Un ring inesperado lastimó el silencio sin luces de aquel piso. Que la estaba liando, me dijo mi hermana desde el otro lado del teléfono, que papá la estaba liando de nuevo, que se le había ido la olla del todo.

Papá persiguiéndome cuando llego a casa, unas eses angustiosas sobre las baldosas, pordioseras. No recuerdo si fui yo quien llamó a la policía, no logro ponerlo en pie. Cuando se marcharon los agentes, mi hermana se encerró en su habitación y mi madre y yo nos quedamos en la cocina, haciendo como que recogíamos los trastos hasta que, de pronto, me dio un abrazo. Hundió la cabeza en mi pecho y su cuerpo se convulsionó como sacudido por un terremoto: su cuerpo desmadejado, una blandura de músculos como si les faltara carne. Era la peor versión de una madre que uno podía echarse a la cara, y mira que había con qué comparar. No me explico cómo no exploté allí mismo de pura tristeza, cómo no me desmoroné. Y menos aún me explico la erección. La versión más jodida de mamá abrazada a mí y yo más preocupado por girar la cadera para que no notase la erección. Recuerdo eso y recuerdo que mi hermana, encerrada en su habitación, rompió a reír como una chiflada.

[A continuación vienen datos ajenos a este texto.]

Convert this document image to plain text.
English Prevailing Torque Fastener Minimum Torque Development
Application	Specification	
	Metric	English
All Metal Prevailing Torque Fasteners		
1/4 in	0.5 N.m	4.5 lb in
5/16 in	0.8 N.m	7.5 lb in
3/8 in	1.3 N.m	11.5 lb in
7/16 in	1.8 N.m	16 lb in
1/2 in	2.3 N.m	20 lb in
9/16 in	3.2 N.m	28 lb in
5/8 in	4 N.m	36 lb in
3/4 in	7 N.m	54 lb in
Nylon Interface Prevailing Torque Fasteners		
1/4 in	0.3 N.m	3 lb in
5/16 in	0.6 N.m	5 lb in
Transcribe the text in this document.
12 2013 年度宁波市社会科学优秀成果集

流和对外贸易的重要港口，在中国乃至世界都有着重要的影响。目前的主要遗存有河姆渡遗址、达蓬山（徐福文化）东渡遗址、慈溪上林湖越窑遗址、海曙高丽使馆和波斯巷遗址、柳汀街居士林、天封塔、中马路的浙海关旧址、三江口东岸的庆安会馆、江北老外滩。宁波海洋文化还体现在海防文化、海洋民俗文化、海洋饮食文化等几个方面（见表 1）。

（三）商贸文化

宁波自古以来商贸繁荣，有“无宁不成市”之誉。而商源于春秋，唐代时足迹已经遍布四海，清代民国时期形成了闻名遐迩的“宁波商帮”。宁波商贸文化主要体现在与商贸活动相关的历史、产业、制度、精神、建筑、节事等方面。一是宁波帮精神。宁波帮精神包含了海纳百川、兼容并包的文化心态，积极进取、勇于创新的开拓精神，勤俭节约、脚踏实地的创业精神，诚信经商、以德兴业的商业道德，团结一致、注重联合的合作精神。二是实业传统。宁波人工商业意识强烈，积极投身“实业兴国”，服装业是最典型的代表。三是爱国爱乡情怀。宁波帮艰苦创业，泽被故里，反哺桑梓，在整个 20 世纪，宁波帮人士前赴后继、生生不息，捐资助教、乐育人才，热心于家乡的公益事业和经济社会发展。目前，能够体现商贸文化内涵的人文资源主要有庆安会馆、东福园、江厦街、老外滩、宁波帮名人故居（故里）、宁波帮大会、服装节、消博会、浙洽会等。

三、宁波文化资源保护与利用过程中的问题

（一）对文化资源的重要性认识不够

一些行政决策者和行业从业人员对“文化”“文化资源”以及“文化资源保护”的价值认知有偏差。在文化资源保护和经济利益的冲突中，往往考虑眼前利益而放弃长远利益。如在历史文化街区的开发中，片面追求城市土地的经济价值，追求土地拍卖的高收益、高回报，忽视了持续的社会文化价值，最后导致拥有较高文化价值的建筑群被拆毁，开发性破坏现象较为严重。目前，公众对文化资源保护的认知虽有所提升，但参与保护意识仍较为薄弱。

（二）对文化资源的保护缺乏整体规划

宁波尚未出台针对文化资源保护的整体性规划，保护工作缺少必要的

Un sueño desagradable y rugoso me

Un sueño

Un sueño desagradable y rugoso me espabila de golpe

Un

Un sueño desagradable y rugoso me espabila de golpe, me expulsa con violencia. Un sueño del que no retengo casi nada, tan sólo esa sensación fea, pegajosa, que me traigo conmigo a este lado. No exactamente una pesadilla, no esa angustia que desboca el corazón, no ese manojo de pinchos que atora la garganta, no ese grito de otras veces, algo como un frenazo que despierta a nadie durmiendo a mi vera.

Como si me despeñase desde el sueño. Como si me cayese siendo hombre y me despertase siendo niño. Desciendo al sótano de mi infancia, retrocedo años enteros en una fracción de segundo.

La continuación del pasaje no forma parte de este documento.